The position of the Brotherhood is admittedly advanced on the basis of a literal application of the terms of the Collective Agreement, and in particular Article 9.12 which reads as follows:

9.12 Vacation days shall be exclusive of the assigned rest days and the legal holidays specified in Article 6 and 8 respectively.

The Brotherhood’s representative argues that the Corporation was without the ability to schedule any vacation days for Mr. Milner which would fall on his assigned rest days. As he had three assigned rest days in each week, he submits that the Corporation’s obligation was to schedule five consecutive weeks of paid vacation, with four paid working days off in each of those weeks.

In the Arbitrator’s view the Brotherhood’s position cannot be sustained on an overall reading of the Collective Agreement taken together with the terms of the Special Agreement. The purpose, among other things, of the Special Agreement is to provide to employees with the required seniority, maintenance of earnings protection in the event of a reduction in the availability of work opportunities as contemplated in the agreement. In the case of the grievor the effect of that arrangement is to ensure that, even though he was assigned to a position involving twenty-five hours of work over four working days, he would nevertheless be compensated as though he were working for forty hours, over a five-day period. The maintenance of earnings protection was conceived as the means of sheltering the grievor against the impact of the reduction of job opportunities which became effective January 15, 1990. In the Arbitrator’s view it was the general intention of the parties that he be made whole against any adverse effects of the reduction in services by that means, and nothing more.

In these circumstances can Mr. Milner invoke the further benefit of a five week paid vacation, as opposed to the four weeks vacation he would otherwise have had? I think not. Firstly, the instant Collective Agreement does not contemplate employees having three consecutive scheduled rest days as a general rule, save in the exceptional circumstances of an agreement to the contrary under Article 4.11. Article 6.1 of the Collective Agreement establishes the normal rule, which is that employees are to be assigned two rest days in each seven day period. It is therefore questionable whether the Corporation was entitled, as it purported to do, to establish unilaterally three assigned rest days for the bulletined position obtained by Mr. Milner. In the resolution of this grievance it is substance, and not form, which must prevail. Moreover, in the Arbitrator’s view if the Brotherhood’s position should succeed the grievor would effectively be compensated twice for the application of the same maintenance of earnings benefit. That would amount to a pyramiding of benefits, a result which should only be viewed as intended by the parties where it is supported by clear and unequivocal language.

I think that the better view of what has transpired here, in substance, is that Mr.
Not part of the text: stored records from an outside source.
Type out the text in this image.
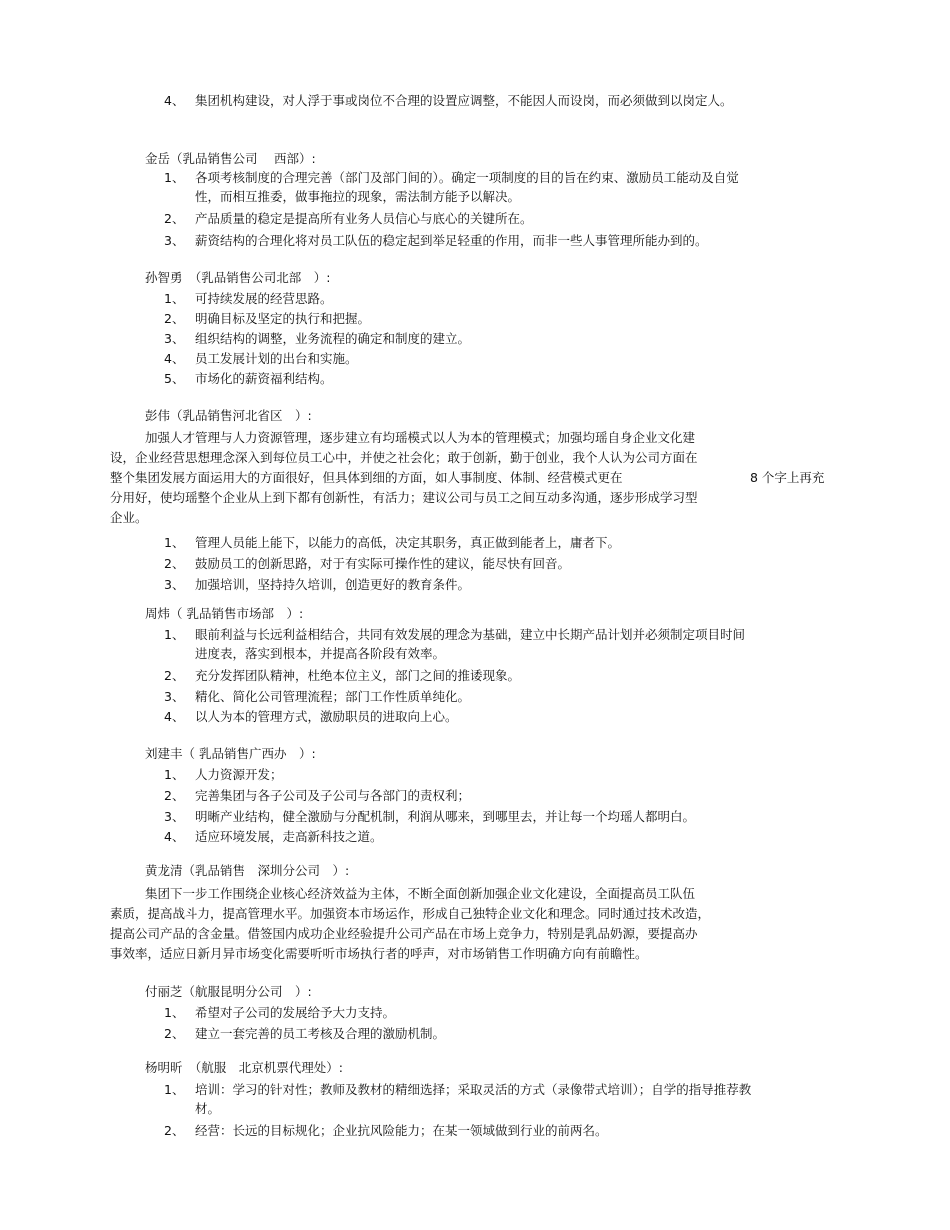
4、 集团机构建设，对人浮于事或岗位不合理的设置应调整，不能因人而设岗，而必须做到以岗定人。
金岳（乳品销售公司　 西部）:
1、 各项考核制度的合理完善（部门及部门间的）。确定一项制度的目的旨在约束、激励员工能动及自觉性，而相互推委，做事拖拉的现象，需法制方能予以解决。
2、 产品质量的稳定是提高所有业务人员信心与底心的关键所在。
3、 薪资结构的合理化将对员工队伍的稳定起到举足轻重的作用，而非一些人事管理所能办到的。
孙智勇　（乳品销售公司北部　）:
1、 可持续发展的经营思路。
2、 明确目标及坚定的执行和把握。
3、 组织结构的调整，业务流程的确定和制度的建立。
4、 员工发展计划的出台和实施。
5、 市场化的薪资福利结构。
彭伟（乳品销售河北省区　）:
加强人才管理与人力资源管理，逐步建立有均瑶模式以人为本的管理模式；加强均瑶自身企业文化建
设，企业经营思想理念深入到每位员工心中，并使之社会化；敢于创新，勤于创业，我个人认为公司方面在
整个集团发展方面运用大的方面很好，但具体到细的方面，如人事制度、体制、经营模式更在
分用好，使均瑶整个企业从上到下都有创新性，有活力；建议公司与员工之间互动多沟通，逐步形成学习型
企业。
8 个字上再充
1、 管理人员能上能下，以能力的高低，决定其职务，真正做到能者上，庸者下。
2、 鼓励员工的创新思路，对于有实际可操作性的建议，能尽快有回音。
3、 加强培训，坚持持久培训，创造更好的教育条件。
周炜（ 乳品销售市场部　）:
1、 眼前利益与长远利益相结合，共同有效发展的理念为基础，建立中长期产品计划并必须制定项目时间进度表，落实到根本，并提高各阶段有效率。
2、 充分发挥团队精神，杜绝本位主义，部门之间的推诿现象。
3、 精化、简化公司管理流程；部门工作性质单纯化。
4、 以人为本的管理方式，激励职员的进取向上心。
刘建丰（ 乳品销售广西办　）:
1、 人力资源开发；
2、 完善集团与各子公司及子公司与各部门的责权利；
3、 明晰产业结构，健全激励与分配机制，利润从哪来，到哪里去，并让每一个均瑶人都明白。
4、 适应环境发展，走高新科技之道。
黄龙清（乳品销售　深圳分公司　）:
集团下一步工作围绕企业核心经济效益为主体，不断全面创新加强企业文化建设，全面提高员工队伍
素质，提高战斗力，提高管理水平。加强资本市场运作，形成自己独特企业文化和理念。同时通过技术改造，
提高公司产品的含金量。借签国内成功企业经验提升公司产品在市场上竞争力，特别是乳品奶源，要提高办
事效率，适应日新月异市场变化需要听听市场执行者的呼声，对市场销售工作明确方向有前瞻性。
付丽芝（航服昆明分公司　）:
1、 希望对子公司的发展给予大力支持。
2、 建立一套完善的员工考核及合理的激励机制。
杨明昕　（航服　北京机票代理处）:
1、 培训：学习的针对性；教师及教材的精细选择；采取灵活的方式（录像带式培训）；自学的指导推荐教材。
2、 经营：长远的目标规化；企业抗风险能力；在某一领域做到行业的前两名。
Milner has, as the Corporation’s spokesperson suggests, effectively been put in the same position as if he had been assigned four working days, a further paid day without assigned work and two assigned rest days, in keeping with the intention of the maintenance of earnings provisions of the Special Agreement. I can see no basis on which to conclude that the parties would have contemplated or intended that he should be entitled, merely by the questionable formulation of the job bulletin, to the further benefit of an additional week’s vacation with pay. In my view, to so conclude would be to disregard the presumption against pyramiding generally applied by Arbitrators in circumstances of this kind. As noted above, there is no language in the instant agreement which would support the conclusion that the parties would have intended that result.

For the foregoing reasons the grievance must be dismissed.